Совсем по-другому повёл себя и Сеня, когда ушли Действиевы. Он прильнул к сестре, ласкал её руками по волосам, целовал в щёки, в губы, в глаза, даже плакал…

— Милая ты моя! Профессор ты наш ненаглядный… Золото наше дорогое… Обидели тебя глупые мальчишки…

— Сенечка расчувствовался, — улыбнулась Варя.

— Мамочка, посмотри на нашу дурочку. Ведь она похудела даже за эти дни…

— Смотрю, смотрю, Сенечка, — озабоченно прервала мать. — Но только, я думаю, профессору нашему кушать хочется.

— Мамулечка, родная, совсем не до этого, вовсе не хочется кушать, — отказывалась Вавочка.

— Ну, вот… хочешь не хочешь, а садись: уж подано…

— Сажусь, мамуля. А главное, что меня радует: то, что всё уладится, и тогда ты можешь бросить и уроки, и переводы.

Варя направилась к столу, чтобы сесть за обед. От лампы ей ярко осветило бок. Вдруг Сеня схватил Веру Хрисанфовну за руку и крикнул:

— Мамочка, посмотри! Ну, разве это не свиньи?..

— Что такое?

— Посмотри: всё платье в чернилах… Ах, скоты! Ах!.. Так бы сейчас туда и кинулся! Экая гадость!..

— И платье-то совсем новое, — пожалела Вера Хрисанфовна.

— Ты мне его на Пасху подарила, мамочка.

— Жаль, жаль, — покачивала мама головой.

А Сеня горячился:

— Ну, разве ж это не свиньи?.. Зачем им это? Что они этим сказать хотели?.. Ыхм!.. Скоты!

— Сенечка, не волнуйся. Замоем как-нибудь.

— Да не в этом дело. Замыть-то можно. А в этом подвохе, в каверзе всё дело, в подлости… За что? Ну, за что? Что она им худого сделала?.. Нет, профессор Варвара, ты иначе там не смей ходить как с почётным караулом.

И засмеялись, и мирно сели за стол.

Глава XIII, править

из которой читателю будет ясно, что всё устроилось в порядке.

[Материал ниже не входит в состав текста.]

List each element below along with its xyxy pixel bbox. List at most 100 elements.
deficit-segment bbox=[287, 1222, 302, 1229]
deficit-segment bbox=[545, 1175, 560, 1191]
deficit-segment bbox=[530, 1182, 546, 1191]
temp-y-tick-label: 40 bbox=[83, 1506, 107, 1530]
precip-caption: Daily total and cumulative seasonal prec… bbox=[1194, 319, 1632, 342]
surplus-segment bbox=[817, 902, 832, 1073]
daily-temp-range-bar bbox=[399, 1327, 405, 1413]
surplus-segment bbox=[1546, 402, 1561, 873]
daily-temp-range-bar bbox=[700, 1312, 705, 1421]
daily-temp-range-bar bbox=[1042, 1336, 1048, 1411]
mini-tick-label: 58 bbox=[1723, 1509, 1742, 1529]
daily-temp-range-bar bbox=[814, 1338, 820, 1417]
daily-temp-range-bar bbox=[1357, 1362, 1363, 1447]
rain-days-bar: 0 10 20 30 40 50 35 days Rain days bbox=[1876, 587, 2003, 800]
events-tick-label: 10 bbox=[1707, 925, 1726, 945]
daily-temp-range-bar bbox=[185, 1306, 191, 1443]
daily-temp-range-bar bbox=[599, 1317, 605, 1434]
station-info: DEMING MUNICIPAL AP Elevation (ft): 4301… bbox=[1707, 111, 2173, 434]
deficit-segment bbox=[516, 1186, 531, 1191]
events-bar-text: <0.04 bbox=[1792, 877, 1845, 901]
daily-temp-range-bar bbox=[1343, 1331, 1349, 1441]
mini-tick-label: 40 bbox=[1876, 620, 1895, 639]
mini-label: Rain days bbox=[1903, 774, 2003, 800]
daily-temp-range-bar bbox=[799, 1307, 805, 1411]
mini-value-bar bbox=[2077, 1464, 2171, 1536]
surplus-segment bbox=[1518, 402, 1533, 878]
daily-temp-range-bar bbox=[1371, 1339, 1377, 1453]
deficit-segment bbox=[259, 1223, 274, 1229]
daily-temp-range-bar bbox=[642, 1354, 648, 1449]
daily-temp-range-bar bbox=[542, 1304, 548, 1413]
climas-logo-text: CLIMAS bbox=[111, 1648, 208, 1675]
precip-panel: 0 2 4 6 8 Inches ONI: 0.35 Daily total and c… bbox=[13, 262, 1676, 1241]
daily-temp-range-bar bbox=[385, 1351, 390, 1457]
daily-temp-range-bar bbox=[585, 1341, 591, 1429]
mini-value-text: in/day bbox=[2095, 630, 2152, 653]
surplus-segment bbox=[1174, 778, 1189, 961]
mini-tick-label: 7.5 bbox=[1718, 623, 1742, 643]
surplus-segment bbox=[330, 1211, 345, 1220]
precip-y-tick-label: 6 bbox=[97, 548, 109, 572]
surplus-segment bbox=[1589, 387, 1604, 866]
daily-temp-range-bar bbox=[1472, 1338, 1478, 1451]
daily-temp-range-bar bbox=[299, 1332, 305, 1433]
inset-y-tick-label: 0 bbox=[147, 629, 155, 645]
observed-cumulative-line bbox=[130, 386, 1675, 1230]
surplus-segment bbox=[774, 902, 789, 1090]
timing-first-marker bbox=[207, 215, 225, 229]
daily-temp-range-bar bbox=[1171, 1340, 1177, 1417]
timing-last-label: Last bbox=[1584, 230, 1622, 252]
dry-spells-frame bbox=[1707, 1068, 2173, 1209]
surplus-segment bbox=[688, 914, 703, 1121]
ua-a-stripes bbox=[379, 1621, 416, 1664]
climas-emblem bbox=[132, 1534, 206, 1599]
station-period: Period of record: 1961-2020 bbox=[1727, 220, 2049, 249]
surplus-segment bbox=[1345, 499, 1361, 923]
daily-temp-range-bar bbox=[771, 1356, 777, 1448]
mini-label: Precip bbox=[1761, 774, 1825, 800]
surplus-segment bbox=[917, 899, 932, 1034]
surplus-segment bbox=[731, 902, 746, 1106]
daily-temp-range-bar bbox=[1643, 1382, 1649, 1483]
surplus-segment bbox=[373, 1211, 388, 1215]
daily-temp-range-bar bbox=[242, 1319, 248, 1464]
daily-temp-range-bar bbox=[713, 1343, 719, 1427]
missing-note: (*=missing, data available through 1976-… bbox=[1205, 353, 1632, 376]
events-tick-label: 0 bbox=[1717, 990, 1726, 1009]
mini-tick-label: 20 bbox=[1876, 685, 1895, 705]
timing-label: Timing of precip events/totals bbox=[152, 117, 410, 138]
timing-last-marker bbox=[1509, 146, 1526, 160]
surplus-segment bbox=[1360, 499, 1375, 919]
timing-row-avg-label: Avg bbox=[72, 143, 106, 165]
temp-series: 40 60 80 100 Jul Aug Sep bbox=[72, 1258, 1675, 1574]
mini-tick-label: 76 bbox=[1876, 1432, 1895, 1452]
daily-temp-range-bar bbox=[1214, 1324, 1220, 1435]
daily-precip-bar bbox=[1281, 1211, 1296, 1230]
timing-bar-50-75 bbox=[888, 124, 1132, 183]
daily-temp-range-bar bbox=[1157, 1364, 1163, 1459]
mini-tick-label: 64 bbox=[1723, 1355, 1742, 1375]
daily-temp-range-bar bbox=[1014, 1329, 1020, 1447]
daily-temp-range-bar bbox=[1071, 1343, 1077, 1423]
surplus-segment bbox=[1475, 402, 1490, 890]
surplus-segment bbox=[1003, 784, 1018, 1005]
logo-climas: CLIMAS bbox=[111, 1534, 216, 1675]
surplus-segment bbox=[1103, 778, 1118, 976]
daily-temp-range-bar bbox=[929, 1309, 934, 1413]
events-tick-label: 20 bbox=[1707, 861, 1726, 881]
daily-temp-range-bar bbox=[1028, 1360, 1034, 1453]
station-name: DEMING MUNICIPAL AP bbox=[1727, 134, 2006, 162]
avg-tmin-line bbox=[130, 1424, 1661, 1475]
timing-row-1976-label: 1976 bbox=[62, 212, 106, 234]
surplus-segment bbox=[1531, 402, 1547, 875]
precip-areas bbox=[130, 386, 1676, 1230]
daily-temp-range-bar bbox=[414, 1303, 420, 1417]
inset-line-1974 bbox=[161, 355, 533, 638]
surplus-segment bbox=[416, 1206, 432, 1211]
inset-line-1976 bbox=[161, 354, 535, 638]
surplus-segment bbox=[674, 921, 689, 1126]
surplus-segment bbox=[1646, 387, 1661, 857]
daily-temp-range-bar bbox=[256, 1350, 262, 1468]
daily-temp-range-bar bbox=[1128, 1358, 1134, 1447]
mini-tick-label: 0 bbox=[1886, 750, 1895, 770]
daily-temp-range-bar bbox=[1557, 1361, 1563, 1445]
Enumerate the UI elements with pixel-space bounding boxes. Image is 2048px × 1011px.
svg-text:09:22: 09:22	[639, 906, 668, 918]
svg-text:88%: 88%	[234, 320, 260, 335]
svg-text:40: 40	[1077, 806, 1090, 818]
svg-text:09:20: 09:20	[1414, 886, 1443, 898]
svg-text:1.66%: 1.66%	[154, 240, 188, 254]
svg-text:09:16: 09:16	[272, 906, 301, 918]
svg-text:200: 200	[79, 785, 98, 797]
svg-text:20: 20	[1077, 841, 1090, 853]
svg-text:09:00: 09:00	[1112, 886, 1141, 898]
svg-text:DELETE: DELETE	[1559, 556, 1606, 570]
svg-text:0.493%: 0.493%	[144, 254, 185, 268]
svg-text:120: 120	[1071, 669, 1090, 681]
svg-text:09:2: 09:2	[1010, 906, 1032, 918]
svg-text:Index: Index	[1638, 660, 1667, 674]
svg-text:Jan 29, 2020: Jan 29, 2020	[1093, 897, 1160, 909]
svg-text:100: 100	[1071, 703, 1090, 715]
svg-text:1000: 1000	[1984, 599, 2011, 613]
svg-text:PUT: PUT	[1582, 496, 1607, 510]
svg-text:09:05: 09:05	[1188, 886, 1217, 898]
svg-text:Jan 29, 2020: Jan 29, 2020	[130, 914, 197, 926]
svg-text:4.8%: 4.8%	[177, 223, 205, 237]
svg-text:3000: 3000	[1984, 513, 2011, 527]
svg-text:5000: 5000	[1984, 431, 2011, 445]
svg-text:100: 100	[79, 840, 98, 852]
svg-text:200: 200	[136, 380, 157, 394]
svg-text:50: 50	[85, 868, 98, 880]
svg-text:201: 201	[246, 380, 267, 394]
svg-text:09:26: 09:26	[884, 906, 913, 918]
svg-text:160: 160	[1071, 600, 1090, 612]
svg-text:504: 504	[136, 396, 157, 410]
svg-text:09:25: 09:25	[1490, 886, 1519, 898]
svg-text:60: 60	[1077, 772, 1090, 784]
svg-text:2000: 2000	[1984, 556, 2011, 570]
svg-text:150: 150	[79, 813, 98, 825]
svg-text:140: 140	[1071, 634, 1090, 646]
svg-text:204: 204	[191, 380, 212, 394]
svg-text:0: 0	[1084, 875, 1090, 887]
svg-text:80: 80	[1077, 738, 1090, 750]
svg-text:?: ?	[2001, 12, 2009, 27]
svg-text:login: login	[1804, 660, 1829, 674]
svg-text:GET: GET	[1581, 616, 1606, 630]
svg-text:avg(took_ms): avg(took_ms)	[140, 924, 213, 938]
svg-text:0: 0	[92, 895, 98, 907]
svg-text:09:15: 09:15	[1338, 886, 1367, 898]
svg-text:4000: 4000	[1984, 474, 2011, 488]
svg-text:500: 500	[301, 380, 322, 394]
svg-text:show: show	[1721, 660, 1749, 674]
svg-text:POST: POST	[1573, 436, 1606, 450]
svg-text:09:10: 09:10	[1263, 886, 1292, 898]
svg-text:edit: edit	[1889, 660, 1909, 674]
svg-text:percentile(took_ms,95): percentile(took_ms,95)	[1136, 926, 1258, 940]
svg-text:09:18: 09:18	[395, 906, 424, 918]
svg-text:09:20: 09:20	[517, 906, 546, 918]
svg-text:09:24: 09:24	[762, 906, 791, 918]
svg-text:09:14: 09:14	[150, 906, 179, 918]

Дни проходили быстро, почти что скакали друг за другом, как всегда это бывает, когда у людей время заполнено, и когда им поэтому не скучно. В конце ноября праздников вообще мало. Введение во храм пало на воскресенье к огорчению некоторых. Поморщились, но утешили себя тем, что на будущий год оно придётся в понедельник, и будет два праздника кряду. Утешили себя и тем, что время придвигалось к Рождеству, и до Святок оставалось уже менее месяца. Многим Святки улыбались разными удовольствиями: кому подарками, кому ежедневным катанием на коньках, кому поездкой в деревню, кому, кто был поэлегантнее — танцами. Созданная себе учениками в воображении неприятность с поступлением учительницы изгладилась, утратив остроту новизны и неуклюжесть мнимой ненормальности. Всё пошло как по ранее предписанному и разграфлённому: гладко, чинно, хорошо. Даже самые ярые отрицатели примирились с новым положением дела. В первые дни они, всё-таки сразу сбавив тон, относились к этому всему юмористически, с лёгкой насмешечкой, руководимые «философом Гаврилой», а потом одни стали смотреть на это новшество безотносительно и безразлично, а другие из отрицателей и пересмешников обратились в истинных поклонников Варвары Никандровны и её талантов — преподавать, декламировать, шутить вовремя и никому не обидно. Не мало-помалу, а быстро установились и всё прочнее укреплялись их добрые, даже дружеские отношения с нею. Много способствовала им и сама Варвара Никандровна. Она никого не теснила, никому не говорила ничего обидного, как не сказала и в первый раз, когда ей-то самой было сказано много грубого. Им понравилось то, что она не отомстила им. По-видимому, никому в гимназии она не рассказала, как приняли её третьеклассники, и каких дерзостей наслушалась она от них при своём первом появлении: решительно никто из начальства ни разу не только не пробрал их за это, но даже и не намекнул на их поведение в то памятное ноябрьское утро.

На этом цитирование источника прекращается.